By Lesley Jane Seymour

For years I’ve been saying that midlife is the same as adolescence—but in reverse. Your body is doing strange things, you can’t stop crying, you notice all your relationships are changing, you no longer know who you are or what you want, and you don’t know why. Life-stage expert, gerontologist and author Barbara Waxman decided to make that observation official with her book The Middlescence Manifesto: Igniting the Passion of Midlife.   “In 1900, life expectancy was 47,” she tells me.  “Now, it’s in your 80s. The [extra] years are not at the end of life, the decrepit years, but are showing up in the middle markers. It starts at 45.”  Waxman says, “women gain power in Middlescence…[have] more agency. They want to do what [they] care about and care less about what others think.” Waxman believes now is the “time to discern what you care about…so you can show up with a powerful ‘yes!’”

Barbara’s Tips on Gaining Back Confidence

A lot of people will say to me, I know I look successful on the outside, but on the inside, I don’t have confidence because I feel like a fraud a little bit. It’s not who I want to be but I don’t know how to get my confidence to make a change.

There’s a specific exercise that I have where I ask people to imagine themselves like a beautiful castle on a hill, and you’re surrounded by a moat.
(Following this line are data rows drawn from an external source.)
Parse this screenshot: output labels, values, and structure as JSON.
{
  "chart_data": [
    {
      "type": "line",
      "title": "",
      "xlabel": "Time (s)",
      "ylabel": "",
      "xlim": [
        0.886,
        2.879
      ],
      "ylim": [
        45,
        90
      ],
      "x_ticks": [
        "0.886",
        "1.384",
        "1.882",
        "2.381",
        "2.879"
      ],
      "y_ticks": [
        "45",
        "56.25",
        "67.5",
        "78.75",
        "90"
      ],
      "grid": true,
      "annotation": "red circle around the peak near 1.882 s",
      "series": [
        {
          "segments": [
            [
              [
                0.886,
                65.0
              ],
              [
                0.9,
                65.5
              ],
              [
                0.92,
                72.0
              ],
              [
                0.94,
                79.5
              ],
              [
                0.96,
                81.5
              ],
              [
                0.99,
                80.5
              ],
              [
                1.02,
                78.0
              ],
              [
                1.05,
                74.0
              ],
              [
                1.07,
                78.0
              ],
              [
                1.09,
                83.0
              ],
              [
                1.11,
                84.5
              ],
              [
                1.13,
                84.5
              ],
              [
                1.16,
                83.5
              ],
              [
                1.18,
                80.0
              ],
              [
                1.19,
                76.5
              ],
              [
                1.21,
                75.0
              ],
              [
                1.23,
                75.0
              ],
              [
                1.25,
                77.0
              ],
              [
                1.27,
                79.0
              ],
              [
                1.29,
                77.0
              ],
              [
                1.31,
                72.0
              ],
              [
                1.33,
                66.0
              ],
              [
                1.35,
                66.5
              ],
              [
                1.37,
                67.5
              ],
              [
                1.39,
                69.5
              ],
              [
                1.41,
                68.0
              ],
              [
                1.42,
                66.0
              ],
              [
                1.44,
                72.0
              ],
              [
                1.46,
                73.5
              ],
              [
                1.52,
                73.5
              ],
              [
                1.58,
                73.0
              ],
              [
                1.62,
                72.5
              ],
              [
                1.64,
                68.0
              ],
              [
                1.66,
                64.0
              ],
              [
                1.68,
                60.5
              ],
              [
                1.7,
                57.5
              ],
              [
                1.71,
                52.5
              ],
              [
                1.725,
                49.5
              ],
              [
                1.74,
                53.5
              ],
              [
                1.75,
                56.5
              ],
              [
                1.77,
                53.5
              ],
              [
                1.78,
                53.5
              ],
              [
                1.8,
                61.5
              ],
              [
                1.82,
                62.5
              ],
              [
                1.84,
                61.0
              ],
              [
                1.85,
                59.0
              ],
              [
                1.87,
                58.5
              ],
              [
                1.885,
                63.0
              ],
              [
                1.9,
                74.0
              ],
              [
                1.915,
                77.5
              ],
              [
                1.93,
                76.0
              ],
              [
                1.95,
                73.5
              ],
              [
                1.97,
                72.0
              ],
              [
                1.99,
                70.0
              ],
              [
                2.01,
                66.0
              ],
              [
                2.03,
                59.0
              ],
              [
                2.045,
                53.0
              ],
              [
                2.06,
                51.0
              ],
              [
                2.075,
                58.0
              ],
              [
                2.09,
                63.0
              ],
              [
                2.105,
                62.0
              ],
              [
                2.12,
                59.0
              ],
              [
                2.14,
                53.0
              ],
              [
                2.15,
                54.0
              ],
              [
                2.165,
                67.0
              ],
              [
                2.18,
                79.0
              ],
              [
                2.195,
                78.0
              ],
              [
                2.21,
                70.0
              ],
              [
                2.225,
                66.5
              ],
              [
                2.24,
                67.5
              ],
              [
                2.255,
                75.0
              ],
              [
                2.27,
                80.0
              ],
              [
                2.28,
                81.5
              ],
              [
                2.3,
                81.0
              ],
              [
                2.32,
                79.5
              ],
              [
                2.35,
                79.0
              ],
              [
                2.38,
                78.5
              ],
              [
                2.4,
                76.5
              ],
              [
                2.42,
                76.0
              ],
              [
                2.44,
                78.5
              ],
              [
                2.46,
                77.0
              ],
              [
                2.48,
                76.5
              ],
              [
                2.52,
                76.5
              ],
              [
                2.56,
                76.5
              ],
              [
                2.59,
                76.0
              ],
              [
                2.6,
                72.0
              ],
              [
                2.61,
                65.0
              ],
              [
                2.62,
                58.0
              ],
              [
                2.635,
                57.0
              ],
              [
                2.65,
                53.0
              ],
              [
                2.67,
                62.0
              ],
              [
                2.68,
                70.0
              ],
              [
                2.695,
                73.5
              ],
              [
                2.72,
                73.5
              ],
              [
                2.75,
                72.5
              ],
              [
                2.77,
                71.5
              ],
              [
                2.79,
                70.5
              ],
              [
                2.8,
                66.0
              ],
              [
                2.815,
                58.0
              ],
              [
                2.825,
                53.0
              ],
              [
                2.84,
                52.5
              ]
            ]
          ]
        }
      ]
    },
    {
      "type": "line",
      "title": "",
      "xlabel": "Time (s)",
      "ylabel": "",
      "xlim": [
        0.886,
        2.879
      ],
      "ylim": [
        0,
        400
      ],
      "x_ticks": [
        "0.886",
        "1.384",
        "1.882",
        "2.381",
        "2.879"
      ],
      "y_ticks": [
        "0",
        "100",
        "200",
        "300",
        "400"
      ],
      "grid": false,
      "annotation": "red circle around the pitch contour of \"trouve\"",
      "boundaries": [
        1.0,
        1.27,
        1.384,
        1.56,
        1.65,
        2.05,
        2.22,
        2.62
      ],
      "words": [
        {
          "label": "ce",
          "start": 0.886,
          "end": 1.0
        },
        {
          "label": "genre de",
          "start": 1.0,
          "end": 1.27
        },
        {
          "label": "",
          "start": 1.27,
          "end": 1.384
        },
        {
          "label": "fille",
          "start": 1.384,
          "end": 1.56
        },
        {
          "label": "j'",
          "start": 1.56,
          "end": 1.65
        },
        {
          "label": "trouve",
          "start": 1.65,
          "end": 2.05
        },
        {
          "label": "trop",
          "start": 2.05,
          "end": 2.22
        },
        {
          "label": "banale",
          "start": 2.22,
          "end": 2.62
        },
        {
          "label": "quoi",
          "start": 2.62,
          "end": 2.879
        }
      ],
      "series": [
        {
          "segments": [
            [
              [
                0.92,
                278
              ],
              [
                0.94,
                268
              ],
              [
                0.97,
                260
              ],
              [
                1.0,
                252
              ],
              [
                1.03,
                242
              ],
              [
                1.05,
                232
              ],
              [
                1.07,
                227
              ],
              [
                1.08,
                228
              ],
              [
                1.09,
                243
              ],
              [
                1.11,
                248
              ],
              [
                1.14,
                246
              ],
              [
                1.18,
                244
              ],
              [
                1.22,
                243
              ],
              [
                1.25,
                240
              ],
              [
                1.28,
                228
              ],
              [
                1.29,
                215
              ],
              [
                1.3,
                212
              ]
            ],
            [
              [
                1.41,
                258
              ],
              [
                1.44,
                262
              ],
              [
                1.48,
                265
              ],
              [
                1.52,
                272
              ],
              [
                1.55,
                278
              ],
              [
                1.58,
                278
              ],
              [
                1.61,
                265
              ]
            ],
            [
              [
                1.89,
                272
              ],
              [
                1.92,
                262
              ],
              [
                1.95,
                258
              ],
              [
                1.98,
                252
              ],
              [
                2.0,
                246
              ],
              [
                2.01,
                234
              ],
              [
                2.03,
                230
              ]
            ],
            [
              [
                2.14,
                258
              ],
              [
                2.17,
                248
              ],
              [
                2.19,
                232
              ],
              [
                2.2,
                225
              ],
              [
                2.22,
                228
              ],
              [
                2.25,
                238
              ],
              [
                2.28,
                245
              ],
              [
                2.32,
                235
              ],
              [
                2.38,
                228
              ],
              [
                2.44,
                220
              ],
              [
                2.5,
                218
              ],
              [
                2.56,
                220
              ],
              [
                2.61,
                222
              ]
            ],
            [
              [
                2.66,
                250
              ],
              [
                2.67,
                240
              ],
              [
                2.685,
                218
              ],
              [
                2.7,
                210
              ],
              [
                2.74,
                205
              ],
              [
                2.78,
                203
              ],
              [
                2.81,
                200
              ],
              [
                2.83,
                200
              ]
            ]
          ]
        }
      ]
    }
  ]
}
And in between you the castle and the moat are these comfort zones, these areas you can go and play in. But if you go any farther, in front of the moat are these gremlins, these guards. And they’re actually there for good reason — they’re there to say, “be careful! Don’t do this. You could get fired. You could embarrass yourself.”

The problem with that scenario that we all live in, is those self-limiting behaviors sometimes serve us, like when we know not to drink and drive. But the magic that we’re looking for in middlescence , that magic is on the other side of the moat. And we have to name what it is and decide what am I really saying might happen, and when is the time I need to tell those gremlins you’re not needed now. I am pushing through this fear. And then find a support buddy to do that with. So it’s naming the fear, identifying what the message you’re hearing is, and then making the choice to go through that message, and finding a support buddy to encourage you to do it.